Sometimes I feel like Carrie Bradshaw, stylish and witty, but then I realize that she has something that I’m absolutely lacking: The ability to form a decent relationship at the drop of the hat. It’s a dated reference to be sure but that doesn’t mean it lacks truth. She had an innate ability to meet someone and instantly form a connection, but because I am deflective by nature I refuse to blame this shortcoming on myself and instead turn my eyes to another culprit: Dating apps.

After I left the high school bubble there was an strong desire between myself and the people in my life to try to become more adult. We graduated which meant that we had the world at our fingertips and the possibilities of life were endless. Now did we do anything with these possibilities? The answer is no. Instead, in my particular friend group, we had all unanimously decided to get Tinder. Thinking back it was a strange choice rooted in so much desire to be older than we were, but nevertheless, we proceeded with making our profiles and starting our journeys through the world of online dating.

In honesty, it was fun at the start, new and exciting. There was an abundance of people to talk to and my friends and I spent hours picking just the right photos that would match who we were perfectly.

After a while though it all just started to feel hollow. Every conversation was the same; it was all a perpetual roundabout of nothing. I wondered to myself often if everyone felt this way. Perhaps our society stuck on the endless swiping has met its end. Doomed by lack of interest.

I can’t speak of how things used to be and maybe they weren’t all that different. The world of digital relationships is all I’ve ever known but I can’t help but wish things could be as they used to be before a screen was placed in the hands of man.   
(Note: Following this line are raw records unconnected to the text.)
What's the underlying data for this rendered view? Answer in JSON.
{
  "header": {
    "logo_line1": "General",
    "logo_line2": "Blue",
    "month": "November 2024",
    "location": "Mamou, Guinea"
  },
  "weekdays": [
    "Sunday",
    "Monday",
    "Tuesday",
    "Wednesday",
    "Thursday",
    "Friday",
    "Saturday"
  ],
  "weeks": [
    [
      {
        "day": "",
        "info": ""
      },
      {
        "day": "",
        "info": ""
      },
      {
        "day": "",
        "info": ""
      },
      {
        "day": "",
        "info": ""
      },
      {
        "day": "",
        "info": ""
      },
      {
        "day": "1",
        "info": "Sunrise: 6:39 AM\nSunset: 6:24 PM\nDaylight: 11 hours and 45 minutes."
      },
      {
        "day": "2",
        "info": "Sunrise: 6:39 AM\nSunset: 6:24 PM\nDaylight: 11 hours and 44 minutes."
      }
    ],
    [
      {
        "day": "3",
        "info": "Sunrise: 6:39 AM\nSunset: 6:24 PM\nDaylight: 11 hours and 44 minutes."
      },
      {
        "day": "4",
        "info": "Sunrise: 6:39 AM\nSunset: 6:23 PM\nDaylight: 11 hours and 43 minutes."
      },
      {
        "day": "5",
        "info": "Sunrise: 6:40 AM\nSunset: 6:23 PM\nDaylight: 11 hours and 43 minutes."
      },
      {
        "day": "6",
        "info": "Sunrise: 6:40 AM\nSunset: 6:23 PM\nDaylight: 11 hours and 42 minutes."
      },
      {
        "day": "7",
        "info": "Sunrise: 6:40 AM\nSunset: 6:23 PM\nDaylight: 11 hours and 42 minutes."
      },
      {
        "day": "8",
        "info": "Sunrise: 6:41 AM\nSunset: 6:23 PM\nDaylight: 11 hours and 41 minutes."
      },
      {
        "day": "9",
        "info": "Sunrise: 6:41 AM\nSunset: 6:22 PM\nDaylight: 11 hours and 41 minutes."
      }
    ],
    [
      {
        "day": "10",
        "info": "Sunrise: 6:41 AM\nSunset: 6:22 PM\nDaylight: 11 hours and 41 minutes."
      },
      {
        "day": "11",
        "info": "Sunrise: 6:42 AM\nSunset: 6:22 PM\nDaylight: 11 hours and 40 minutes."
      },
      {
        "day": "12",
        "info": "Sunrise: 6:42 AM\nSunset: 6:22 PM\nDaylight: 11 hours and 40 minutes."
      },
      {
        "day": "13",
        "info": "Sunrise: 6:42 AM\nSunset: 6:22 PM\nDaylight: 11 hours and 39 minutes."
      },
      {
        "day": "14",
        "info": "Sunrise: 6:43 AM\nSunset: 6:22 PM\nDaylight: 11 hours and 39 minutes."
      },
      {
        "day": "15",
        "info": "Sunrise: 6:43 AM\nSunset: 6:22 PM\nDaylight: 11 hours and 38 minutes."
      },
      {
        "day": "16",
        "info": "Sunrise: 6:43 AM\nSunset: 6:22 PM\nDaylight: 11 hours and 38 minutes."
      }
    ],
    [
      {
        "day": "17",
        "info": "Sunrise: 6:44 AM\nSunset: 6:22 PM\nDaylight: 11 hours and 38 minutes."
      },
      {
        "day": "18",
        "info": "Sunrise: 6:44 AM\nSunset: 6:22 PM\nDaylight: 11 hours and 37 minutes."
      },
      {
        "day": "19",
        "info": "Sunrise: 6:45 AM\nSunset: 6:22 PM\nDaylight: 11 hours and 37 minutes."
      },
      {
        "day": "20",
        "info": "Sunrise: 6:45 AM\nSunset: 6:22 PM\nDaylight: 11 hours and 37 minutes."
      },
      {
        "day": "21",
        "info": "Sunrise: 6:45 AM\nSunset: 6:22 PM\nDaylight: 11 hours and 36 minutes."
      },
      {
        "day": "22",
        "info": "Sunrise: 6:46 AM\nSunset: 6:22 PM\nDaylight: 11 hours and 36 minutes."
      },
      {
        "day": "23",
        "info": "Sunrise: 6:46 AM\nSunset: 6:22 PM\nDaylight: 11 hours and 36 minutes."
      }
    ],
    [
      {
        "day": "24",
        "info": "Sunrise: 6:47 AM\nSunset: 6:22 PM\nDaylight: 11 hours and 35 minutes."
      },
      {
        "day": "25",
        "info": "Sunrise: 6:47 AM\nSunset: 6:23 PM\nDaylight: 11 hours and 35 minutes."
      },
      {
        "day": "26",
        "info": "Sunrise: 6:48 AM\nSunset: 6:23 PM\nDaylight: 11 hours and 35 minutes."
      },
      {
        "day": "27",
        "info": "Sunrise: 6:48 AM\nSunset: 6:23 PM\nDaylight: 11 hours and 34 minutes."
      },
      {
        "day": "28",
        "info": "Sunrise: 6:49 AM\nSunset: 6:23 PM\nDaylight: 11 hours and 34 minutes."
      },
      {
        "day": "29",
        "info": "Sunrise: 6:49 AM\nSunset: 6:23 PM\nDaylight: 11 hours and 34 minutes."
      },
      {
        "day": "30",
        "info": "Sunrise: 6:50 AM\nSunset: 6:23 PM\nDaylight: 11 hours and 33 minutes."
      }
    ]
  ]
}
People used to meet in public, conversations were started and relationships were formed. Nowadays it almost feels like it is expected for someone to find another person only on a dating app. The act of meeting someone in a public place is juvenile and uncommon. This is strange considering that everyone I talk to wishes they didn’t have to resort to an app to find another person, but we are so stuck hiding behind the person we think ourselves to be and how are online persona dictates who we are that is becoming impossible to present ourselves social in a way the archives what we desire.

I wish I could look toward the future and see what awaits us but in all honesty, I don’t know what’s beyond the colored pixels. Maybe it will be worse than where we are now. Will we stay trapped in our bubble of online personas hoping that a special someone will drop in our laps, or are we going to break the cycle of swiping and start trying to do things the old-fashioned way.

In all truth, we can never really go back to how things used to be. All I hope is that things can get better. Let’s denounce the dating app game and start the real game of life.